What this then reveals is that given the games, cardgames, and books he’s worked on as well as the differences in his work, Deschamps being freelance, keeps him on his toes work wise, some work is more intense then others, and different publishers are more lenient then others, Magic: The Gathering, sent an Action script because they knew exactly what they wanted, Bloomsbury did not and Deschamps had to send multiple different sketches to him, not only is this much more intensive but this also stretches his mind not only in illustration but also in Graphic Design, and if he did not have these skills he’d lose out on money and connections.
What we can also see from his sketches is that they are pieces of art on their own, not messy lines and ill-shapen circles, they’re their own pieces of art, fully shaded with everything clear and fully presentable. As a designer my sketches can be very messy, going from idea to idea to figure out where text might go, or how a document will be oriented, but this is a much different kind of sketch, it is dedicated and precise because it’s not for ideation purposes rather it is for presentation purposes. This leaves no doubt in my mind that there is much more work not being shown, this art has to be strong and cannot be accompanied by much explanation, since as a job from a larger company this has to be presented by someone with none of these skills, to people who judge at face value whether they like it or not.
Each one for Bloomsbury was very different as well, one is a side profile of a boy’s head which is pretty surgical and kind of creepy, another shows the same boy just before a doorway, and the final, the accepted one, showed him at the gates of a large mansion with ghostly figures far off. This shows that in his process they are linked by subject matter but the entire composition is thrown out for the next piece, which again, takes mental focus and time.

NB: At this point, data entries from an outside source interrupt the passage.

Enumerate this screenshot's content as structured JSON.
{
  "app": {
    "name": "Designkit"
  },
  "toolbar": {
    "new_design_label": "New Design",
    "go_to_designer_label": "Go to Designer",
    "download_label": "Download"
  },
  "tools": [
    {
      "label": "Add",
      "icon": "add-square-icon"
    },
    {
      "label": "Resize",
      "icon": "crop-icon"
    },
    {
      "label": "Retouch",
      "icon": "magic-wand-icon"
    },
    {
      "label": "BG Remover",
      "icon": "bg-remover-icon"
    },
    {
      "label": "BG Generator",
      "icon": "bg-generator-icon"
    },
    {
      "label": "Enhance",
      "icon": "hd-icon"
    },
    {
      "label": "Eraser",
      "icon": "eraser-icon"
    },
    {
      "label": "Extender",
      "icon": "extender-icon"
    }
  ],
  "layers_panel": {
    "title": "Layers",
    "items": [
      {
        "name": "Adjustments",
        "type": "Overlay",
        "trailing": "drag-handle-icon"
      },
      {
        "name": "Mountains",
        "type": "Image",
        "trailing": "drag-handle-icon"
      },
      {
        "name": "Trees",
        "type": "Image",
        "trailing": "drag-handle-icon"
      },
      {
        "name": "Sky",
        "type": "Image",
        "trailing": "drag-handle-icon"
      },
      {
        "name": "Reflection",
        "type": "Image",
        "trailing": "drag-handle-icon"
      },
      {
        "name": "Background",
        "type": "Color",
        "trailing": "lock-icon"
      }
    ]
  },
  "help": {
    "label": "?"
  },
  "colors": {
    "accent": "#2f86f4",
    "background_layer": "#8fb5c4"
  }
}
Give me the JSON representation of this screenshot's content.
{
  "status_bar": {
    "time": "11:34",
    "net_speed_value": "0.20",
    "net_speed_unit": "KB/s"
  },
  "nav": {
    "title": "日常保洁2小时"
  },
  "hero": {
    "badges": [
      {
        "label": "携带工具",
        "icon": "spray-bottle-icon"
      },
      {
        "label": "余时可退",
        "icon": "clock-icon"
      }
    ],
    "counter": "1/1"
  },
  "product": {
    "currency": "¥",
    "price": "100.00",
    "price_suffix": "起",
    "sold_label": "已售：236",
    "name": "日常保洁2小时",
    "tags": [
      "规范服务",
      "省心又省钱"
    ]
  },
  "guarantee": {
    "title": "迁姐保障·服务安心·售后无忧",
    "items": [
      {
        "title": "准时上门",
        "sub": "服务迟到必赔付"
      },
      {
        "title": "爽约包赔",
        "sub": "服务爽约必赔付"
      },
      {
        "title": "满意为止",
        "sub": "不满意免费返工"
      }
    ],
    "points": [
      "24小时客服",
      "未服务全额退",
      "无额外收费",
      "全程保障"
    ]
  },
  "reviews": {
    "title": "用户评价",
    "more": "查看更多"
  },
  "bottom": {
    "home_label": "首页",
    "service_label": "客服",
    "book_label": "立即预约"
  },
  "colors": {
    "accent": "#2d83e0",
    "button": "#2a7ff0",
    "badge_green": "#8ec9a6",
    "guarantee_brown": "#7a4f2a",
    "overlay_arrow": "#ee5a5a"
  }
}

Throughout the rest of the blog you see similar themes which continually impress me, sketches so different and yet so complete, action scripts and his interpretation and so on. It reveals to me the heavy mental side of illustration and the amount that a publisher can lean on the illustrator, as well as the differences between clients and the importance of a varied yet focused set of skills to accomplish different things for different people and for different industries.
As a book illustration, I’m willing to bet that he had to send in many different kinds of covers for HarperCollins and perhaps there was a Nondisclosure agreement explaining it’s absence from his blog, or maybe that has to do with it being a museum piece, I’m not sure, either way it seems like the publishing industry tends to have a lot more ideation then the more focused game companies, he probably had to send them in then get one approved and then move onto the coloring which would then get sent to their internal team. This is strengthened by the fact that his work on Fablehaven: Grip of the Shadow Plague by Brandon Mull, a book published by Shadow Mountain, also lacks an Action and contains multiple sketches.
All in all this leads to a greater appreciation of the art and the industries that illustrators work in, knowing that there is a lot that goes and does not go on behind the scenes, and especially adds weight to the importance and skill needed to be a freelancer working with different clients, tones, and people, for the best result.